Title: never a crack in the ivory tower
Characters/Pairings: Susan-centric
Rating: PG
Warnings: None.
When: PC and afterwards.
Summary: There is never a crack in the ivory tower.
Disclaimer: I wish it were mine.
Author's Note: I enjoyed this one. Somewhat inspired by Lassiter’s ‘and sometimes you can hear the silence speak,’ which is a work of art and something you should go read. Title from G. K. Chesterton’s ‘The Towers of Time.’
The thought comes to her in painful clarity as she looks at the Stone Table. This time, staying would hurt as much as leaving. And also, further back in the corner of her mind, I’m not coming back.
She can see the knowledge somewhere in Peter’s eyes, hidden deep below where he can’t (won’t let himself) find it. She lowers her eyes from his and cups her hands and weaves together sunlight and warmth and all the memories this land has given her into something she can hold in her hands, and as she steps through the archway she hides it in her heart. To know that it is there is enough, she thinks, and she ties back her hair and rolls up her sleeves and stares critically at a world that is all she has left.
*
This is what Susan knows. Your life is only what you make of it. You do what you can with what you are given, and you work hard, and if one day you look in the mirror and don’t recognize yourself, it hurts less. That all the truths learned once are no longer applicable here, and the sea and the sun are no longer edges of eternity.
*
On her 17th birthday, they go to the shore. The sky stretches forever into the blue sea, and if she looks at nothing hard enough she can watch what she imagines is eternity.
She has grown up twice now in two worlds, and all she holds as remembrance of the first is threads of a might-have-once-been. Standing on the rocks that lead to nowhere, she cups her hands and feels salt spray roll down her face and trickle through her fingers, an insubstantial, mutable nothing wearing away the rocks beneath her feet.
She wades into the ocean, far enough out so that she can drift in the wave swells. Looking up, she can see white gleam on the rocks above the shore. She blinks back salt and imagines a castle made of magic standing there. When she dives under the waves and comes back up, shaking her head free of the water, it is gone.
*
This is what Susan keeps close to her heart. Peter as he wakes up in the morning, drowsy and peaceful. Edmund playing the flute, bent over his music in solemn content. Lucy dancing, all wild grace and abandon and thoughtless beauty. The sea and the sky melding together until you can see how they end (because they don’t). The feel of sunlight in her mouth and warm wood beneath her fingers as she pulls back, and the clean arc of red feathers in flight.
*
Susan knows the value of masks, and even as she paints her lips blood red (faint memories stir of her lips red with real blood - her own, her allies’, her enemy’s) she laughs at the futility. She knows that the real mask is your own body, how you stand and talk and the sideways glances you give under lashes. She remembers how to paint your skin with magic and how their enemy wore many different faces (or is it that all their enemies wear the same face?).

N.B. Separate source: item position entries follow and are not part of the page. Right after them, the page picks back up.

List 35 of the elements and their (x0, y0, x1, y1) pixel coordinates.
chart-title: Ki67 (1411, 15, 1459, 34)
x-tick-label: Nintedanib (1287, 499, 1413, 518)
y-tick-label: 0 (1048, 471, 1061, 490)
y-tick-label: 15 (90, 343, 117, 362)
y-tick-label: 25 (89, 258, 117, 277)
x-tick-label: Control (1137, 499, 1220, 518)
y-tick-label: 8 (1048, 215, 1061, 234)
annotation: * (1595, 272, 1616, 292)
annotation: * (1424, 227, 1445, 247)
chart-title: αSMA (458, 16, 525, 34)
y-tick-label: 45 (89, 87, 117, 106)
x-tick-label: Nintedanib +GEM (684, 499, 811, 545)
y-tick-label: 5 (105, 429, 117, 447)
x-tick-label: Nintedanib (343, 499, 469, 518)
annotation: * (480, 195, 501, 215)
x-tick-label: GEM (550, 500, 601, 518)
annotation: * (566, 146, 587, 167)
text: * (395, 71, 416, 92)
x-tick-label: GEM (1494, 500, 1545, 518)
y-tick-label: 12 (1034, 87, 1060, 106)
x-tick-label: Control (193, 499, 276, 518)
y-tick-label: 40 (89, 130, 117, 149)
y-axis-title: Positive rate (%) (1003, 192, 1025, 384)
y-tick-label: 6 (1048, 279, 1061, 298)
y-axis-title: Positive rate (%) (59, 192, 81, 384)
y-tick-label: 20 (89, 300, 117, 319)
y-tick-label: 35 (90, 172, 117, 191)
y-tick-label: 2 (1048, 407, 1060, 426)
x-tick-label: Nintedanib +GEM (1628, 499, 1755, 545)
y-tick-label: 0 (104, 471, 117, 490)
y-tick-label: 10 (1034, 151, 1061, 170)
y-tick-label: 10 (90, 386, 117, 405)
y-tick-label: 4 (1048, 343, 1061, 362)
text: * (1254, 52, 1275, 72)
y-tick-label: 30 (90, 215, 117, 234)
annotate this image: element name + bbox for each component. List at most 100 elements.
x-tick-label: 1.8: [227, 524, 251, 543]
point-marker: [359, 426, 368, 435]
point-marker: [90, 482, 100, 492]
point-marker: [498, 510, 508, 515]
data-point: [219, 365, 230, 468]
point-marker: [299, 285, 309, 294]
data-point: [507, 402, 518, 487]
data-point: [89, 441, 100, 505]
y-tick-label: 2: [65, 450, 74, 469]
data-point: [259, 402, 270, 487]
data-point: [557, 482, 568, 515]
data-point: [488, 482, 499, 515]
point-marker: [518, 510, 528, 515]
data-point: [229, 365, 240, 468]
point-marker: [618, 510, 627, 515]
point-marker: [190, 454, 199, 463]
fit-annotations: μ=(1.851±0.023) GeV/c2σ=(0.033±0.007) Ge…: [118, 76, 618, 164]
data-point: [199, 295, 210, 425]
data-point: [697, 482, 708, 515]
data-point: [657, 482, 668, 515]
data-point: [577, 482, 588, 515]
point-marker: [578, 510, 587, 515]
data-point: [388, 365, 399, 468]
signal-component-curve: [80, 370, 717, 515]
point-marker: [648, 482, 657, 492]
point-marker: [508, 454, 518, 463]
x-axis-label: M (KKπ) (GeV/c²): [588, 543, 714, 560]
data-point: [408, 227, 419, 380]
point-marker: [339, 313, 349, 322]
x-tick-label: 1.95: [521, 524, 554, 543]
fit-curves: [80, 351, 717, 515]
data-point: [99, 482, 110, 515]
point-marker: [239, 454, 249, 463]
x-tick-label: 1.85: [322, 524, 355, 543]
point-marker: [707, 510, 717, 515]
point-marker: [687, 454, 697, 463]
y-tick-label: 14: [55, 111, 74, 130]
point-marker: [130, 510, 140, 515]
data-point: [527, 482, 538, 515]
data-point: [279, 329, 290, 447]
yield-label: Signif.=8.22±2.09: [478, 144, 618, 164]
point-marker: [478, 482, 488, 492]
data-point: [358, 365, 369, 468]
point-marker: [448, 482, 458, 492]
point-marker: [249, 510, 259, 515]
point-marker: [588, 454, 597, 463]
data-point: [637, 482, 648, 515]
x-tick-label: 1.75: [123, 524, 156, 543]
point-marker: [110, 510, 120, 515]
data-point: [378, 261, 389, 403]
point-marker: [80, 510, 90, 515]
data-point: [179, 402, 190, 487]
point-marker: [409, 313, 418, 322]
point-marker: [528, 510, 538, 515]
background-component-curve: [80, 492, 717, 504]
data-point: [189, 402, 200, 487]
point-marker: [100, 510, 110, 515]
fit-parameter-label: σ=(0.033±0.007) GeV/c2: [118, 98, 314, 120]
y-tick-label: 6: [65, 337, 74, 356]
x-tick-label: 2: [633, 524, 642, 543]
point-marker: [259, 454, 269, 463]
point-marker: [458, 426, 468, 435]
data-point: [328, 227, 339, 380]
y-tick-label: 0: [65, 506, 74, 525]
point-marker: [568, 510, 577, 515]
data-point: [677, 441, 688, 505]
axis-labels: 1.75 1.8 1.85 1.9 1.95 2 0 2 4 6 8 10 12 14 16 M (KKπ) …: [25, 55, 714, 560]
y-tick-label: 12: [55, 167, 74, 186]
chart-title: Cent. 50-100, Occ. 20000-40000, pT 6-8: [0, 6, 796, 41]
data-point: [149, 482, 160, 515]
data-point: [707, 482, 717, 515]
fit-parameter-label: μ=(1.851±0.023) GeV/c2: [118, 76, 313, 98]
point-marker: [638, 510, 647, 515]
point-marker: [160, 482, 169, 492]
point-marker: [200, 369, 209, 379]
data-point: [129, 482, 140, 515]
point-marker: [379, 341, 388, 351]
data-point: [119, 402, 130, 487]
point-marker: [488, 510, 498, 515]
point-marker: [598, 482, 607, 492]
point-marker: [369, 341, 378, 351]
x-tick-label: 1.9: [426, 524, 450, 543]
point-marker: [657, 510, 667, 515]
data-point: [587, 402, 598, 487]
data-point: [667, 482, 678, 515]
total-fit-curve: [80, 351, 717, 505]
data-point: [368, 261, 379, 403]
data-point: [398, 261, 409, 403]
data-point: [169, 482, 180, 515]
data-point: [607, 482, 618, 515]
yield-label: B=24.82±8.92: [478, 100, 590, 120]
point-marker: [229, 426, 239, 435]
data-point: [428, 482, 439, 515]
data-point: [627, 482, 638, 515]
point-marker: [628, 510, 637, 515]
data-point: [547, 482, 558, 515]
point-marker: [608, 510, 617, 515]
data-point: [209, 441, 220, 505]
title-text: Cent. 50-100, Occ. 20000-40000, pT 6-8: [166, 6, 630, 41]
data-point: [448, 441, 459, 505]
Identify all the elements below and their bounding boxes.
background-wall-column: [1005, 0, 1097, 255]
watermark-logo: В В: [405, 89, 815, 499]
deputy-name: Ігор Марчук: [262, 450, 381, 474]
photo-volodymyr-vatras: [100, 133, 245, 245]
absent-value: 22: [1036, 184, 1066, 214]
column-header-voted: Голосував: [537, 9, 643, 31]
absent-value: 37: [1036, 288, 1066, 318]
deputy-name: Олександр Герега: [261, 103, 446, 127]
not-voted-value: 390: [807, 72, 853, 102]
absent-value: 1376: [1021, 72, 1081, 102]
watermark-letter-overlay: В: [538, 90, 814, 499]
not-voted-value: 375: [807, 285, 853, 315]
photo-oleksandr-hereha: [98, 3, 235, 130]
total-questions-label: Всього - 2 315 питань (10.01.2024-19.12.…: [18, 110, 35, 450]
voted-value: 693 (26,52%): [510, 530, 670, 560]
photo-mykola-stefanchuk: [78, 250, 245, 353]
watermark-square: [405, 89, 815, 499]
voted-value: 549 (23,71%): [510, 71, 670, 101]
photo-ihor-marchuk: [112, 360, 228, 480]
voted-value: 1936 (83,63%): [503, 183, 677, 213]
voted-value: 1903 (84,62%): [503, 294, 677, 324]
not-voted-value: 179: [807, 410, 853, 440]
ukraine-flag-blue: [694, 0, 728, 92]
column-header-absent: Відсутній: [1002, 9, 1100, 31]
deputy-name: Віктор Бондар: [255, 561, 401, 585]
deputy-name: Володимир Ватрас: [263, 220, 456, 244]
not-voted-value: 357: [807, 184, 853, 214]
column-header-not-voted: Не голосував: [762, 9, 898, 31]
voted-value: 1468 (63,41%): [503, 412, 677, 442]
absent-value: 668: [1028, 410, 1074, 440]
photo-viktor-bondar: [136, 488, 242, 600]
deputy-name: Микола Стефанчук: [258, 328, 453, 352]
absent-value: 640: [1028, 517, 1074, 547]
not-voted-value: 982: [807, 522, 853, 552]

England was to be their prison, but it takes only making the choice she wasn’t given to turn it into a semblance of a home, and so she walks steadily and laughs at jokes she’s heard a hundred (thousand) times before. She watches her siblings crash against walls they’d forgotten were there, and waits for them to come to her.
They never do.
*
This is what Susan wishes could be (once was never will be). The feel of skin on skin, the heady rush of success after a victory, sunlight on sea and candlelight on silk. Smooth wood beneath her fingers, silver crowning her head, Peter’s hand in hers. Being able to see the land she loves without pulling out what is left of her heart, and the bravery to be who she is and not who she is defined as.
*
She goes to an archery range once, and waits patiently as the instructor tells her how to place her fingers. Finally growing weary of it, she picks up the bow and strings it in one fluid motion, her fingers remembering things they’ve never done, and then pulls back and shoots. It hits the center, and the instructor looks at her warily.
Muscle memory, she says, and then laughs because in some strange, impossible, worlds-spanning way she is right. She hands him back the bow and leaves, the bitter taste of failure in the back of her throat.
She looks in the mirror as she puts her hair up, and gives no outward sign that the girl who looks back is not the girl Susan knows. Once, she thinks as she applies blush, she was beautiful in her own way. But to remain like that would be to be different, and that is not what she wants.
She applies her lipstick with a steady hand and watches her siblings fumbling for balance in a world they’ve forgotten, and she doesn’t wait for them anymore.